Facial-expression-detection-using-Keras

Problem Statement

To identify Facial expressions using Deep neural networks (Convolutional Neural Networks).

Data Source

The dataset is used from Kaggle (https://www.kaggle.com/c/challenges-in-representation-learning-facial-expression-recognition-challenge/data) The code used is from the coursera's project based learning course primarily taught by Snehan Kekre (https://www.coursera.org/learn/facial-expression-recognition-keras/home/info)

Approach

The model is trained by 4 convolutional layers followed by 2 fully connected layers and then by the Final output layer. The model weights are stored in model_weights.h5. Opensource code is used to crate a flask app which is run on a basic HTML code which projects the final video. Model uses seaborn,matplotlib,numpy,tensorflow and keras for initial training.

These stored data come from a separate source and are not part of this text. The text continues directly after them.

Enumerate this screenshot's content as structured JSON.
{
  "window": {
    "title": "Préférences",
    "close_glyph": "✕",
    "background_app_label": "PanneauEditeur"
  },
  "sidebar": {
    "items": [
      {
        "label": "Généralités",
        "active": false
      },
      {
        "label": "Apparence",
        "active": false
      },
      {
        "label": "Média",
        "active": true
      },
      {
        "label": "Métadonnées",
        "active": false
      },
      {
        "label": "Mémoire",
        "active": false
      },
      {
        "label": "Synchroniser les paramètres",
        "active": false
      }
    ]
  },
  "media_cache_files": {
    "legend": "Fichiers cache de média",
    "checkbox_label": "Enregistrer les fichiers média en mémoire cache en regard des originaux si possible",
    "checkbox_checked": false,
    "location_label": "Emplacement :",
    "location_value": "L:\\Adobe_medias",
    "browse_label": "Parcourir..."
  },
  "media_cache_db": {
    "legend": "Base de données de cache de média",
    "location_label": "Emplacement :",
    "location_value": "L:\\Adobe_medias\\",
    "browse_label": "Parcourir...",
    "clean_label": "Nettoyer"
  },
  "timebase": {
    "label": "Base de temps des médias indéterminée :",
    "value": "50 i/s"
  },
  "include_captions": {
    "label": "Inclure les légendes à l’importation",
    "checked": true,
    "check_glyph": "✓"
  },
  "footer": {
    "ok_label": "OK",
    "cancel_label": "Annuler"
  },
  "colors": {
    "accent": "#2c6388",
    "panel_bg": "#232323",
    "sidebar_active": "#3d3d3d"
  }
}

Opencv is used for face detection and Flask is used to create HTML GUI.

Industry Relevance

  1. Customer Service The technology can also be used by those within the hospitality industry to deliver a greater level of customer service. For example, facial recognition can allow employees to quickly identify guests satisfaction and sentiments, perhaps before they even check-in, and deliver more personalised greetings and a more tailored service.

  2. Research and Information In order to understand customers, improve services and optimise processes, hotels and other companies need to be able to gather feedback and data. Sentiment analysis can be done through emotion detection.